Persecuting the Irish: icon of our times

Noble, that’s the word for the Colegio de los Irlandeses, now part of the prestigious university of Alcalà de Henares near Madrid. 

Quiet, understated but self-assured, it is a fitting tribute to the offer of Spain to the persecuted Catholics of Ireland, to a refuge where they could safely study within the tenets of their faith.

Colegio de los Irlandeses, Alcalà de Henares
Makes you wonder what the ancestors of today’s Brits were up to, oppressing Irish Catholics. What good did it do them? Today Ireland is still Catholic and, what’s more, it’s independent of Britain. All that pain and suffering Britain imposed, and it gave neither nation anything benefit at all. You’d think we might learn.

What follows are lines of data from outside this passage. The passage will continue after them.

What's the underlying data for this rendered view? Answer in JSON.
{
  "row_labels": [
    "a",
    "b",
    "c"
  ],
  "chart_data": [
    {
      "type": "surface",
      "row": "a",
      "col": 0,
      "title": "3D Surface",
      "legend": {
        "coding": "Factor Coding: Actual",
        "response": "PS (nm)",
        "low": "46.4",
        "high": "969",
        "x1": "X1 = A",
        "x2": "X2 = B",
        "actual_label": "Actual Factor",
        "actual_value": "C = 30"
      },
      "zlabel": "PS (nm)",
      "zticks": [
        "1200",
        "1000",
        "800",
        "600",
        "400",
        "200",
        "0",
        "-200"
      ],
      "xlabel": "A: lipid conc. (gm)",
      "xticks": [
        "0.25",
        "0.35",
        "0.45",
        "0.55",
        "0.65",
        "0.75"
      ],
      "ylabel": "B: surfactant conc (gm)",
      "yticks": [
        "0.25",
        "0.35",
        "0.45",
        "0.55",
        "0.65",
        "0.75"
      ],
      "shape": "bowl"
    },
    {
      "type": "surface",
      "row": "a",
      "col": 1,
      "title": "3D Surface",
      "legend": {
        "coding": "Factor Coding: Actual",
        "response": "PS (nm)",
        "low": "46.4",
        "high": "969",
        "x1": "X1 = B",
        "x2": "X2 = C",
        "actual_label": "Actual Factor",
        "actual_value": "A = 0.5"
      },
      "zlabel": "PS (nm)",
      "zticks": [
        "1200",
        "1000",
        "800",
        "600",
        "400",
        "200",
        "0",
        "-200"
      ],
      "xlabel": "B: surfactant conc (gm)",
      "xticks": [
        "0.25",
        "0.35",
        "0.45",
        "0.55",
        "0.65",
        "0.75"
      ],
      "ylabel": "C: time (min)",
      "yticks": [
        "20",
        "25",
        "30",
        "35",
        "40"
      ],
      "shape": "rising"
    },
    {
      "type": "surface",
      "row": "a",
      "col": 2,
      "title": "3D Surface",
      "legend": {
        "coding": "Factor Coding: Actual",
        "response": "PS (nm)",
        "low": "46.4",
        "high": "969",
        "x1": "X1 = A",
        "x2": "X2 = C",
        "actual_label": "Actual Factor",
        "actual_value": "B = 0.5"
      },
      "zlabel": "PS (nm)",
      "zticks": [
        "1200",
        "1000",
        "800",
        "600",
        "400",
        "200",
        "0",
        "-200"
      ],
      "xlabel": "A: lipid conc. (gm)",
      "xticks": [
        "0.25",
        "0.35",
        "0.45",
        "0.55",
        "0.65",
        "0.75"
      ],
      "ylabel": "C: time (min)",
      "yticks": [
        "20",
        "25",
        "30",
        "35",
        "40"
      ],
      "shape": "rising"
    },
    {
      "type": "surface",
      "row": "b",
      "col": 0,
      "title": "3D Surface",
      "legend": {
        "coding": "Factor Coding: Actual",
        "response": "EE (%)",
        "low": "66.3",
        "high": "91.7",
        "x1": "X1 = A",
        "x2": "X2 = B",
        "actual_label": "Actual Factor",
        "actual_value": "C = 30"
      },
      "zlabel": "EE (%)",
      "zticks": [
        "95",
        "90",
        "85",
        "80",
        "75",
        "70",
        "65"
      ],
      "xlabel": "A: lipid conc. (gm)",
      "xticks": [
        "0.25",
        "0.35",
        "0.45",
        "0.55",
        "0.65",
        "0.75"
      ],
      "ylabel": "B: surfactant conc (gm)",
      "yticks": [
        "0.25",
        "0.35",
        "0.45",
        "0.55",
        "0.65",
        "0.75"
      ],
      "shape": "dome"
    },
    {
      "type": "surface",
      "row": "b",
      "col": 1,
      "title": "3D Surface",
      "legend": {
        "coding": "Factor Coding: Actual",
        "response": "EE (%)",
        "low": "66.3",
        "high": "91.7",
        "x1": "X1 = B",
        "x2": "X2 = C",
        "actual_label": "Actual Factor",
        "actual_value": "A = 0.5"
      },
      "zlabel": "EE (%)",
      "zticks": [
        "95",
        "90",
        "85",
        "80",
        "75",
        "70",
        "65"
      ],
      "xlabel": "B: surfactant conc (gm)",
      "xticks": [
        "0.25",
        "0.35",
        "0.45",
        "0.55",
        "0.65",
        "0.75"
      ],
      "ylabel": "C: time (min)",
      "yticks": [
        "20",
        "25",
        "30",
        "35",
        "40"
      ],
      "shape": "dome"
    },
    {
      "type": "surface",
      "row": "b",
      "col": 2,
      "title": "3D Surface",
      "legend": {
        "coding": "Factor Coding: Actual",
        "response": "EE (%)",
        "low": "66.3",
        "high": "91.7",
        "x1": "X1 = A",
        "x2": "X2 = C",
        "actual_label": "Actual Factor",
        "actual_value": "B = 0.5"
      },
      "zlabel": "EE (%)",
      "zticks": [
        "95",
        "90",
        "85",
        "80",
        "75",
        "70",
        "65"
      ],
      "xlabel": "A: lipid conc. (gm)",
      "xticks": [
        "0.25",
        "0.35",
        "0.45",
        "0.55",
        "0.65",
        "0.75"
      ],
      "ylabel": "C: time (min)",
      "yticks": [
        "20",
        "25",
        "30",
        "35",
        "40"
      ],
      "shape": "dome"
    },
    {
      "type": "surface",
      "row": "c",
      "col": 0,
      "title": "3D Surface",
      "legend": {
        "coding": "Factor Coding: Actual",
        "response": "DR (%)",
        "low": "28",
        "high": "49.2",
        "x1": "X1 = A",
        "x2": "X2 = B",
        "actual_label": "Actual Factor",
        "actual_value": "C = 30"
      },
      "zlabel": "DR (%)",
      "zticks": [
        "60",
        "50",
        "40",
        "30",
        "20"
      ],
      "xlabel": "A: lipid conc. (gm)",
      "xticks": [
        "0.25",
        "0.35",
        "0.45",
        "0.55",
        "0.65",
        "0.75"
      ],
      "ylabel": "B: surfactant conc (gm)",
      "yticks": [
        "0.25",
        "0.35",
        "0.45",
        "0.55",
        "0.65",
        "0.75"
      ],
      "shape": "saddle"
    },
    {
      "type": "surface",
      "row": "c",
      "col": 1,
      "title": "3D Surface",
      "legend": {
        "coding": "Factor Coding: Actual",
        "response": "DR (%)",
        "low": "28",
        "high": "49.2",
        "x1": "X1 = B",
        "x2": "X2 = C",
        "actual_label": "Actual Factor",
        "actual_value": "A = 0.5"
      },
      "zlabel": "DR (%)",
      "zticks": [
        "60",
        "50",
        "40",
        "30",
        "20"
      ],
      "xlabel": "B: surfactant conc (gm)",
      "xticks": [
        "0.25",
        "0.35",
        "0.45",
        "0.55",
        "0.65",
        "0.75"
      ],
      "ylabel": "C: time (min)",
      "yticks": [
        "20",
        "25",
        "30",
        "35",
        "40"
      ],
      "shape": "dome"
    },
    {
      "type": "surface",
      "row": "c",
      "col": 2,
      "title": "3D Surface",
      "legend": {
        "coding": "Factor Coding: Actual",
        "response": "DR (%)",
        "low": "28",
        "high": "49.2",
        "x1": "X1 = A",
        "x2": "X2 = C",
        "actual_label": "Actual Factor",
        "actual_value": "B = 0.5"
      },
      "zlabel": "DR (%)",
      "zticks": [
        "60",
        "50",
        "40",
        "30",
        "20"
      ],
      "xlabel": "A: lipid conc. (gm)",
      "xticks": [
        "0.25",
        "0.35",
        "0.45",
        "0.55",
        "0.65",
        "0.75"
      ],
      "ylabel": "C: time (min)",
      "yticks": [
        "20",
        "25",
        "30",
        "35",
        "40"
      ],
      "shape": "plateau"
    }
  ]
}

The truth, of course, is that some people did very well out of the arrangement. A tiny number of people, but they were powerful. The holders of great fortunes in Ireland, particularly in the form of land, were doing just fine and saw no reason to loosen the reins. On the contrary, they felt they were absolutely entitled to see the army doing whatever it took to put down anyone uppity enough to question their right to enjoy what they, and their ancestors, had always enjoyed.

Meanwhile, in Spain the founding of the College had nothing to with preserving liberty from persecution. Far from it. Spain itself was more than happy to do its full share of persecution. Protestants: burn them. Moors, Jews: drive them out. And if they don’t go: burn them. Just like the Mayflower pilgrims, Spanish Catholics weren’t out to obtain religious freedom, just the freedom of their own religion to persecute anyone who belonged to a different one.

And in just the same way, a handful of people did very well out of the arrangement: the owners of the great fortunes, in Spain, Latin America or anywhere else controlled by force of Spanish arms, were convinced that this was right and proper and the preservation of their way of life was a divinely ordained duty.

That’s what makes the College in Alcalà so eloquent a monument. So eloquent today, I mean.

When a couple of crazed, misfit Muslims, who can’t distinguish between an act of political courage and a simple piece of barbarism, hack to pieces a British soldier in Woolwich they are perpetuating the attitudes that drove Britain to impose its will by force on the Irish. Or Spanish Catholics to force the conversion of Spanish Jews. Or Pakistani Sunnis to murder Pakistani Shiites. Or orthodox Jews to deny the right of Jewish women to pray like their male counterparts at the Wailing Wall.

What they are perpetuating is the mindset of anyone who is so sure of being right that it justifies inflicting suffering or even death on those who disagree.

That goes just as much for those, in the English Defence League and outside, who’ve reacted to the Woolwich murders with violence against Muslims and their institutions. Less obviously, it also applies to organisations that don’t themselves promote violence, like the United Kingdom Independence Party. They may not actively condone persecution, but by their attacks on immigration, they sustain the belief that a nation is better for being homogeneous.

Homogeneity was what all those persecuting powers, driving out Muslims, Jews, Catholics or Protestants were trying to do, too. Looking back on their attempts in the past, as I did when I saw the Colegio de los Irlandeses, I had to ask myself ‘why did they bother?’

Though, seeing how many people seem to be rallying to the banner of intolerance again today, perhaps the question ought to be, ‘why do they still bother now?’